God is vulnerable in a few similar ways:

• God often doesn’t receive enough help on this Earth: Matthew 9:37 says ‘The harvest is plentiful but the workers are few.’ He is refused enough human helpers and co-workers against the backdrop of the infinite need of the world. He sees his loved ones suffering and cannot aid them all without human helpers choosing to do so out of love. He is not given the help that he needs
• God is vulnerable in terms of reputation, like disabled people are. There are many people who, whether deliberately or inadvertently, misrepresent God and who he is. Many people malign the reputation of the disabled too (“lazy”, “scrounger”, “waste of space”, “fraud” etc.)
• being misunderstood
• God loves us and dearly loves being loved back. This makes him vulnerable to the rejection of people hating him, because he gives us free will, the freedom to hate him.
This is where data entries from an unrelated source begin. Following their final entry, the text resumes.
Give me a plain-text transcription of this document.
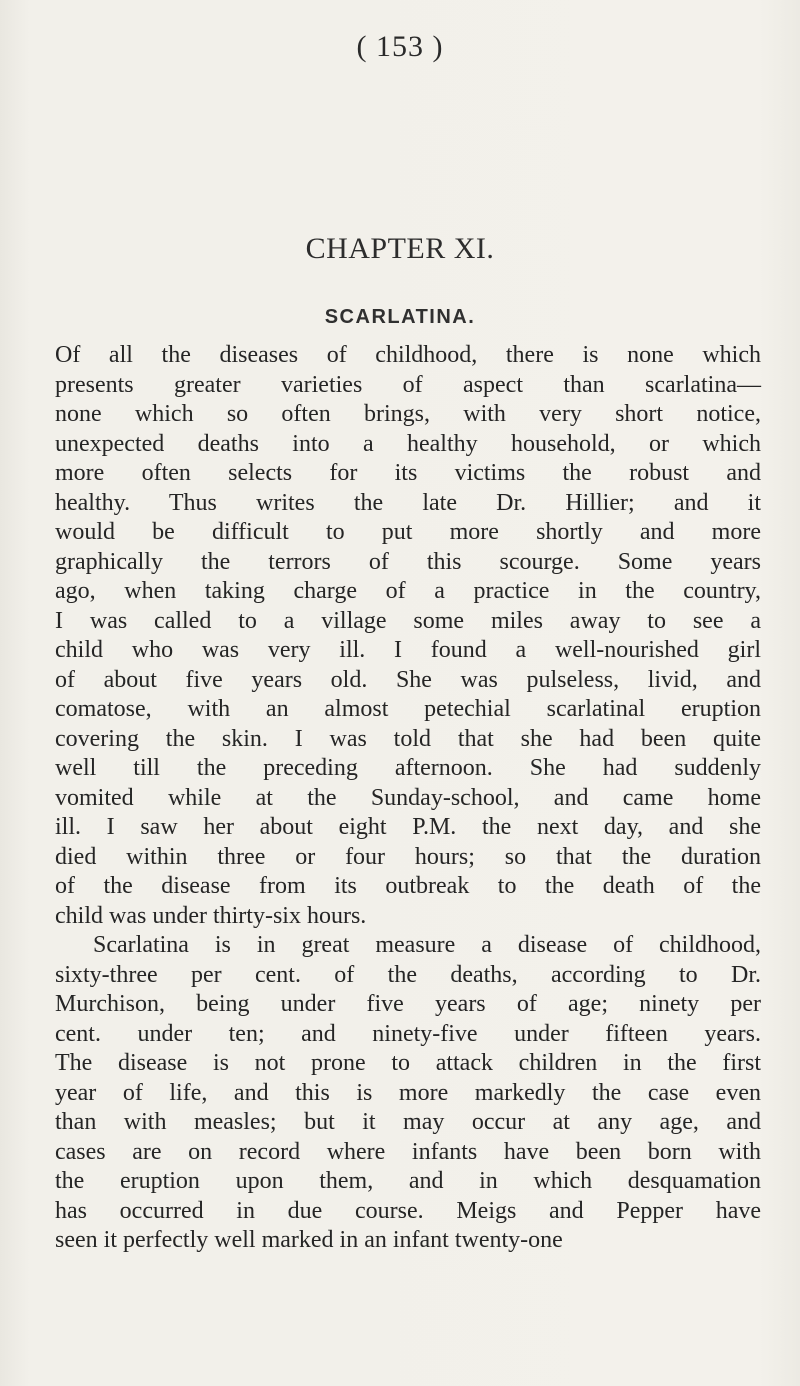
( 153 )
CHAPTER XI.
SCARLATINA.
Of all the diseases of childhood, there is none which
presents greater varieties of aspect than scarlatina—
none which so often brings, with very short notice,
unexpected deaths into a healthy household, or which
more often selects for its victims the robust and
healthy. Thus writes the late Dr. Hillier; and it
would be difficult to put more shortly and more
graphically the terrors of this scourge. Some years
ago, when taking charge of a practice in the country,
I was called to a village some miles away to see a
child who was very ill. I found a well-nourished girl
of about five years old. She was pulseless, livid, and
comatose, with an almost petechial scarlatinal eruption
covering the skin. I was told that she had been quite
well till the preceding afternoon. She had suddenly
vomited while at the Sunday-school, and came home
ill. I saw her about eight P.M. the next day, and she
died within three or four hours; so that the duration
of the disease from its outbreak to the death of the
child was under thirty-six hours.
Scarlatina is in great measure a disease of childhood,
sixty-three per cent. of the deaths, according to Dr.
Murchison, being under five years of age; ninety per
cent. under ten; and ninety-five under fifteen years.
The disease is not prone to attack children in the first
year of life, and this is more markedly the case even
than with measles; but it may occur at any age, and
cases are on record where infants have been born with
the eruption upon them, and in which desquamation
has occurred in due course. Meigs and Pepper have
seen it perfectly well marked in an infant twenty-one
When bad things happen (suffering, injustice etc.) and people pour out their pain and blame at God, when they feel that he has failed them, God experiences the immeasurable pain and sorrow of having his loved ones hate him, which is isolating. He risks losing those he loves when he does not give them what they want or the help that they need. Disabled and chronically ill people often experience this same pain of their loved ones turning against them and hating them due to things beyond their control; often their able-bodied families get fed up with the ill/disabled person and ostracise them, lie about them or disown them. God is regularly lied about, defamed, ostracised and disowned, so there are similarities there.

The giving and receiving of love within the Trinity in their inter-relational dance must be the joy that is foundational to God’s strength. This generosity and abundance of love, given and received, is our template for how to live. If the giving and receiving of love was practised by everyone in the world, it would lead to everyone treating others as they themselves would wish to be treated in the same position. A natural byproduct of this would be social justice and relational justice between people. Able-bodied people would imagine themselves in the shoes of the disabled, and want the best for them, thus giving the help that they need, without them even having to ask for it.
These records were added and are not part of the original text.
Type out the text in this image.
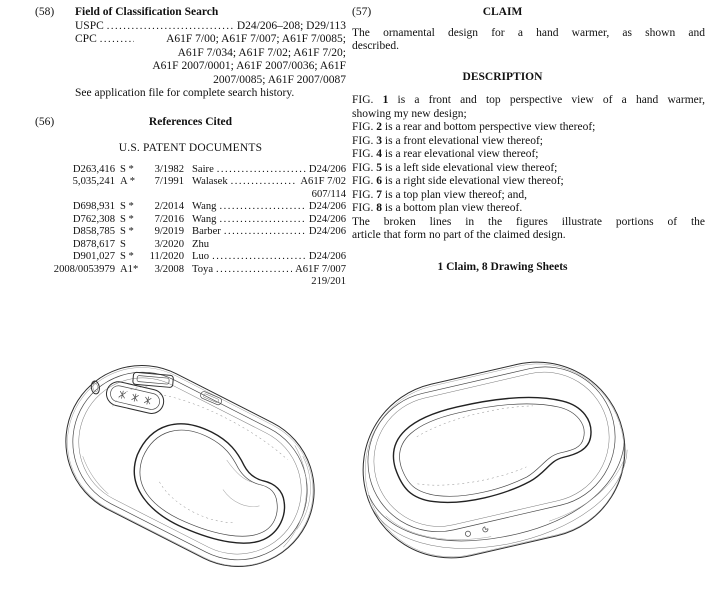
(58)	Field of Classification Search
USPC .....	D24/206–208; D29/113
CPC .....	A61F 7/00; A61F 7/007; A61F 7/0085;
A61F 7/034; A61F 7/02; A61F 7/20;
A61F 2007/0001; A61F 2007/0036; A61F
2007/0085; A61F 2007/0087
See application file for complete search history.
(56)	References Cited
U.S. PATENT DOCUMENTS
D263,416 S *	3/1982 Saire .....	D24/206
5,035,241 A *	7/1991 Walasek .....	A61F 7/02
607/114
D698,931 S *	2/2014 Wang .....	D24/206
D762,308 S *	7/2016 Wang .....	D24/206
D858,785 S *	9/2019 Barber .....	D24/206
D878,617 S	3/2020 Zhu
D901,027 S *	11/2020 Luo .....	D24/206
2008/0053979 A1*	3/2008 Toya .....	A61F 7/007
219/201
(57)	CLAIM
The ornamental design for a hand warmer, as shown and
described.
DESCRIPTION
FIG. 1 is a front and top perspective view of a hand warmer,
showing my new design;
FIG. 2 is a rear and bottom perspective view thereof;
FIG. 3 is a front elevational view thereof;
FIG. 4 is a rear elevational view thereof;
FIG. 5 is a left side elevational view thereof;
FIG. 6 is a right side elevational view thereof;
FIG. 7 is a top plan view thereof; and,
FIG. 8 is a bottom plan view thereof.
The broken lines in the figures illustrate portions of the
article that form no part of the claimed design.
1 Claim, 8 Drawing Sheets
God not only aligns himself with the hungry, thirsty, needy, sick, and imprisoned (Matthew 25:35-36 says ‘For I was hungry and you gave me something to eat, I was thirsty and you gave me something to drink, I was a stranger and you invited me in, I needed clothes and you clothed me, I was sick and you looked after me’), he also becomes us, suffering as one with us in those ways, because he lives inside us. Therefore what you do to others, how you treat others, at the same time you are doing the same thing to God; you are treating God that way. Matthew 25:40 says ‘The King will reply, “Truly I tell you, whatever you did for one of the least of these brothers and sisters of mine, you did for me.”’ And then crucially in verse 45 ‘Truly I tell you, whatever you did not do for one of the least of these, you did not do for me.’
It then follows that Christians would naturally want to treat the sick and disabled in the same way and with the same respect, honour, generosity and abundance that they would treat God. They will also receive back that same love, respect and honour because God is in them too. There is no superior or inferior; the able-bodied and the disabled both give and receive love. There is no power imbalance.
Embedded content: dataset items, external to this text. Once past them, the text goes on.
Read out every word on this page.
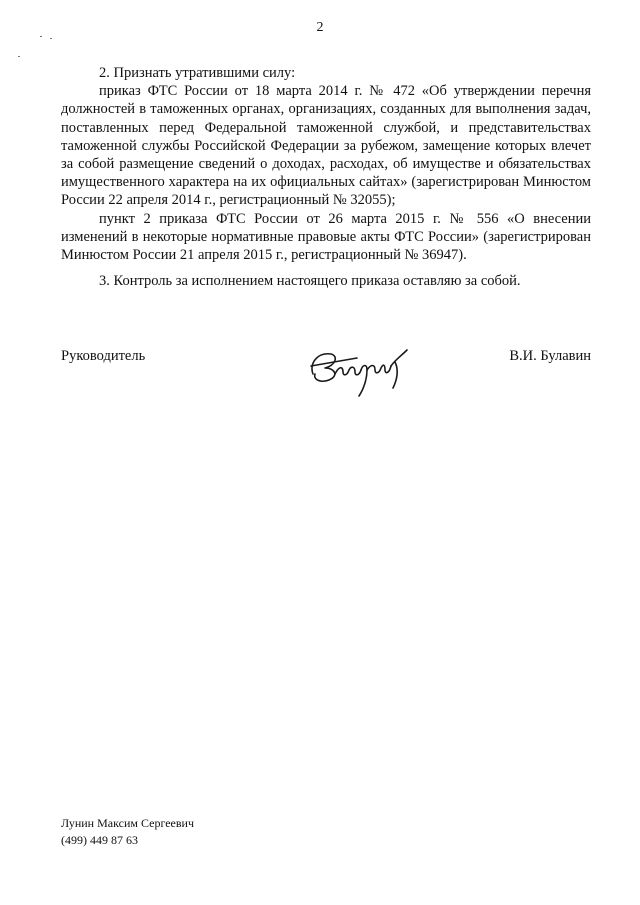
2

2. Признать утратившими силу:

приказ ФТС России от 18 марта 2014 г. № 472 «Об утверждении перечня должностей в таможенных органах, организациях, созданных для выполнения задач, поставленных перед Федеральной таможенной службой, и представительствах таможенной службы Российской Федерации за рубежом, замещение которых влечет за собой размещение сведений о доходах, расходах, об имуществе и обязательствах имущественного характера на их официальных сайтах» (зарегистрирован Минюстом России 22 апреля 2014 г., регистрационный № 32055);

пункт 2 приказа ФТС России от 26 марта 2015 г. № 556 «О внесении изменений в некоторые нормативные правовые акты ФТС России» (зарегистрирован Минюстом России 21 апреля 2015 г., регистрационный № 36947).

3. Контроль за исполнением настоящего приказа оставляю за собой.

Руководитель	В.И. Булавин
Лунин Максим Сергеевич
(499) 449 87 63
In this world, people are generally valued for what they do, not for who they are. Many regard the segment of the disabled population who aren’t able to do anything as worthless, instead of treasured and valued for who they are. Similarly, lots of Christians treat God as only valuable for what he can do for them, not treasured for who he is, for his nature. Disabled people and God are vulnerable in that same way; will we both still be loved when we don’t do anything but just are?

A final random thought: is being in human form the ultimate disability? With freedom and full ability coming to fruition upon leaving our human form?